Pentose-Phosphate Cycle

Pentose-Phosphate Cycle


a complex enzymatic pathway in living cells that carries out the direct aerobic oxidation of phosphorylated glucose into CO2 and H2O; the oxidation process is accompanied by the accumulation of reduced nicotinamide adenine dinucleotide phosphate (NADPH), an important coenzyme.

The pentose-phosphate cycle consists of the oxidative decarboxylation of glucose-6-phosphate, by which the primary carbon atom is split off from glucose, and the nonoxidative conversions of pentose phosphates with the formation of the original glucose-6-phosphate:

6 glucose-6-phosphate + 12NADP =
6CO2 + 12NADPH + 12H+ +
+ 5 glucose-6-phosphate + H3PO4

Many intermediate products of the pentose-phosphate cycle can take part in other processes within the organism, for instance, glycolysis and photosynthesis.

The enzymes of the pentose-phosphate cycle are present in microorganisms and in the tissues of animals and plants. In terms of the quantity of glucose catabolized, the pathway generally plays a minor role that varies from one organism to another and depends on the type and functional state of the tissue involved. In mammals the activity of the pentose-phosphate cycle is high in the liver, adrenal glands, and embryonic tissue and in the mammary glands during lactation. The significance of this metabolic pathway also consists in its role as a supplier of NADPH, which is essential for the biosynthesis of many substances, including fatty acids, cholesterol, and purines; it also supplies pentose phosphates, which are components of nucleic acids and several coenzymes.

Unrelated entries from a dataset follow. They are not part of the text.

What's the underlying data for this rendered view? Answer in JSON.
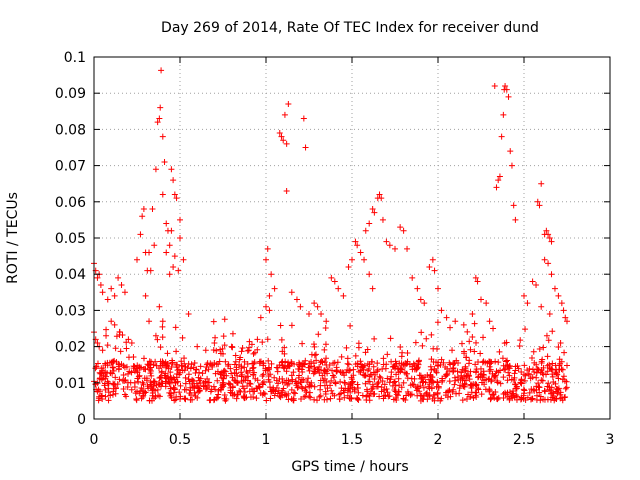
{
  "chart_data": {
    "type": "scatter",
    "title": "Day 269 of 2014, Rate Of TEC Index for receiver dund",
    "xlabel": "GPS time / hours",
    "ylabel": "ROTI / TECUs",
    "xlim": [
      0,
      3
    ],
    "ylim": [
      0,
      0.1
    ],
    "x_ticks": [
      0,
      0.5,
      1,
      1.5,
      2,
      2.5,
      3
    ],
    "x_tick_labels": [
      "0",
      "0.5",
      "1",
      "1.5",
      "2",
      "2.5",
      "3"
    ],
    "y_ticks": [
      0,
      0.01,
      0.02,
      0.03,
      0.04,
      0.05,
      0.06,
      0.07,
      0.08,
      0.09,
      0.1
    ],
    "y_tick_labels": [
      "0",
      "0.01",
      "0.02",
      "0.03",
      "0.04",
      "0.05",
      "0.06",
      "0.07",
      "0.08",
      "0.09",
      "0.1"
    ],
    "grid": true,
    "marker": "+",
    "marker_color": "#ff0000",
    "grid_color": "#a0a0a0",
    "frame_color": "#000000",
    "series": [
      {
        "name": "ROTI",
        "points": [
          [
            0.0,
            0.043
          ],
          [
            0.01,
            0.041
          ],
          [
            0.02,
            0.039
          ],
          [
            0.03,
            0.04
          ],
          [
            0.04,
            0.037
          ],
          [
            0.05,
            0.035
          ],
          [
            0.0,
            0.024
          ],
          [
            0.01,
            0.022
          ],
          [
            0.02,
            0.021
          ],
          [
            0.03,
            0.02
          ],
          [
            0.05,
            0.019
          ],
          [
            0.07,
            0.023
          ],
          [
            0.08,
            0.033
          ],
          [
            0.1,
            0.036
          ],
          [
            0.12,
            0.034
          ],
          [
            0.14,
            0.039
          ],
          [
            0.16,
            0.037
          ],
          [
            0.18,
            0.035
          ],
          [
            0.1,
            0.027
          ],
          [
            0.12,
            0.026
          ],
          [
            0.15,
            0.024
          ],
          [
            0.2,
            0.022
          ],
          [
            0.22,
            0.021
          ],
          [
            0.25,
            0.044
          ],
          [
            0.27,
            0.051
          ],
          [
            0.28,
            0.056
          ],
          [
            0.29,
            0.058
          ],
          [
            0.3,
            0.046
          ],
          [
            0.31,
            0.041
          ],
          [
            0.32,
            0.046
          ],
          [
            0.33,
            0.041
          ],
          [
            0.34,
            0.058
          ],
          [
            0.35,
            0.048
          ],
          [
            0.3,
            0.034
          ],
          [
            0.32,
            0.027
          ],
          [
            0.36,
            0.069
          ],
          [
            0.37,
            0.082
          ],
          [
            0.38,
            0.083
          ],
          [
            0.385,
            0.086
          ],
          [
            0.39,
            0.0963
          ],
          [
            0.4,
            0.078
          ],
          [
            0.41,
            0.071
          ],
          [
            0.4,
            0.062
          ],
          [
            0.42,
            0.054
          ],
          [
            0.43,
            0.052
          ],
          [
            0.44,
            0.048
          ],
          [
            0.45,
            0.069
          ],
          [
            0.46,
            0.066
          ],
          [
            0.47,
            0.062
          ],
          [
            0.48,
            0.061
          ],
          [
            0.45,
            0.052
          ],
          [
            0.47,
            0.045
          ],
          [
            0.49,
            0.041
          ],
          [
            0.5,
            0.055
          ],
          [
            0.5,
            0.05
          ],
          [
            0.52,
            0.044
          ],
          [
            0.46,
            0.042
          ],
          [
            0.42,
            0.046
          ],
          [
            0.44,
            0.04
          ],
          [
            0.55,
            0.029
          ],
          [
            0.38,
            0.031
          ],
          [
            0.4,
            0.027
          ],
          [
            0.36,
            0.023
          ],
          [
            0.6,
            0.02
          ],
          [
            0.65,
            0.019
          ],
          [
            0.7,
            0.021
          ],
          [
            0.75,
            0.018
          ],
          [
            0.8,
            0.02
          ],
          [
            0.85,
            0.017
          ],
          [
            0.9,
            0.019
          ],
          [
            0.95,
            0.022
          ],
          [
            0.97,
            0.028
          ],
          [
            1.0,
            0.031
          ],
          [
            1.02,
            0.03
          ],
          [
            1.0,
            0.044
          ],
          [
            1.01,
            0.047
          ],
          [
            1.03,
            0.04
          ],
          [
            1.05,
            0.036
          ],
          [
            1.02,
            0.034
          ],
          [
            1.08,
            0.079
          ],
          [
            1.09,
            0.078
          ],
          [
            1.1,
            0.077
          ],
          [
            1.11,
            0.084
          ],
          [
            1.12,
            0.076
          ],
          [
            1.13,
            0.087
          ],
          [
            1.12,
            0.063
          ],
          [
            1.22,
            0.083
          ],
          [
            1.23,
            0.075
          ],
          [
            1.15,
            0.035
          ],
          [
            1.18,
            0.033
          ],
          [
            1.2,
            0.031
          ],
          [
            1.25,
            0.029
          ],
          [
            1.28,
            0.032
          ],
          [
            1.3,
            0.031
          ],
          [
            1.32,
            0.029
          ],
          [
            1.35,
            0.027
          ],
          [
            1.38,
            0.039
          ],
          [
            1.4,
            0.038
          ],
          [
            1.42,
            0.036
          ],
          [
            1.45,
            0.034
          ],
          [
            1.48,
            0.042
          ],
          [
            1.5,
            0.044
          ],
          [
            1.52,
            0.049
          ],
          [
            1.53,
            0.048
          ],
          [
            1.55,
            0.046
          ],
          [
            1.57,
            0.044
          ],
          [
            1.58,
            0.052
          ],
          [
            1.6,
            0.054
          ],
          [
            1.62,
            0.058
          ],
          [
            1.63,
            0.057
          ],
          [
            1.65,
            0.061
          ],
          [
            1.66,
            0.062
          ],
          [
            1.67,
            0.061
          ],
          [
            1.68,
            0.055
          ],
          [
            1.7,
            0.049
          ],
          [
            1.72,
            0.048
          ],
          [
            1.6,
            0.04
          ],
          [
            1.62,
            0.036
          ],
          [
            1.75,
            0.047
          ],
          [
            1.78,
            0.053
          ],
          [
            1.8,
            0.052
          ],
          [
            1.82,
            0.047
          ],
          [
            1.85,
            0.039
          ],
          [
            1.88,
            0.036
          ],
          [
            1.9,
            0.033
          ],
          [
            1.92,
            0.032
          ],
          [
            1.95,
            0.042
          ],
          [
            1.97,
            0.044
          ],
          [
            1.98,
            0.041
          ],
          [
            2.0,
            0.036
          ],
          [
            2.02,
            0.03
          ],
          [
            2.05,
            0.028
          ],
          [
            2.1,
            0.027
          ],
          [
            2.15,
            0.026
          ],
          [
            2.2,
            0.029
          ],
          [
            2.22,
            0.039
          ],
          [
            2.23,
            0.038
          ],
          [
            2.25,
            0.033
          ],
          [
            2.28,
            0.032
          ],
          [
            2.3,
            0.027
          ],
          [
            2.32,
            0.025
          ],
          [
            2.33,
            0.092
          ],
          [
            2.34,
            0.064
          ],
          [
            2.35,
            0.066
          ],
          [
            2.36,
            0.067
          ],
          [
            2.37,
            0.078
          ],
          [
            2.38,
            0.084
          ],
          [
            2.385,
            0.091
          ],
          [
            2.39,
            0.092
          ],
          [
            2.4,
            0.091
          ],
          [
            2.41,
            0.089
          ],
          [
            2.42,
            0.074
          ],
          [
            2.43,
            0.07
          ],
          [
            2.44,
            0.059
          ],
          [
            2.45,
            0.055
          ],
          [
            2.5,
            0.034
          ],
          [
            2.52,
            0.032
          ],
          [
            2.55,
            0.038
          ],
          [
            2.57,
            0.037
          ],
          [
            2.58,
            0.06
          ],
          [
            2.59,
            0.059
          ],
          [
            2.6,
            0.065
          ],
          [
            2.62,
            0.051
          ],
          [
            2.63,
            0.052
          ],
          [
            2.64,
            0.051
          ],
          [
            2.65,
            0.05
          ],
          [
            2.66,
            0.049
          ],
          [
            2.62,
            0.044
          ],
          [
            2.64,
            0.043
          ],
          [
            2.66,
            0.04
          ],
          [
            2.68,
            0.036
          ],
          [
            2.7,
            0.034
          ],
          [
            2.72,
            0.032
          ],
          [
            2.73,
            0.03
          ],
          [
            2.74,
            0.028
          ],
          [
            2.75,
            0.027
          ],
          [
            2.6,
            0.031
          ],
          [
            2.65,
            0.029
          ]
        ]
      }
    ],
    "dense_band_note_omitted": false
  }
}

In humans a congenital insufficiency of certain enzymes that are essential to the pentose-phosphate cycle can result in hemolytic anemia. The activity of the pathway is normally regulated by glutathione and by insulin and other hormones that affect carbohydrate metabolism.


Mahler, H., and E. Cordes. Osnovy biologicheskoi khimii. Moscow, 1970. (Translated from English.)
Hollmann, S. Non-glycolytic Pathways of Metabolism of Glucose. New York, 1964.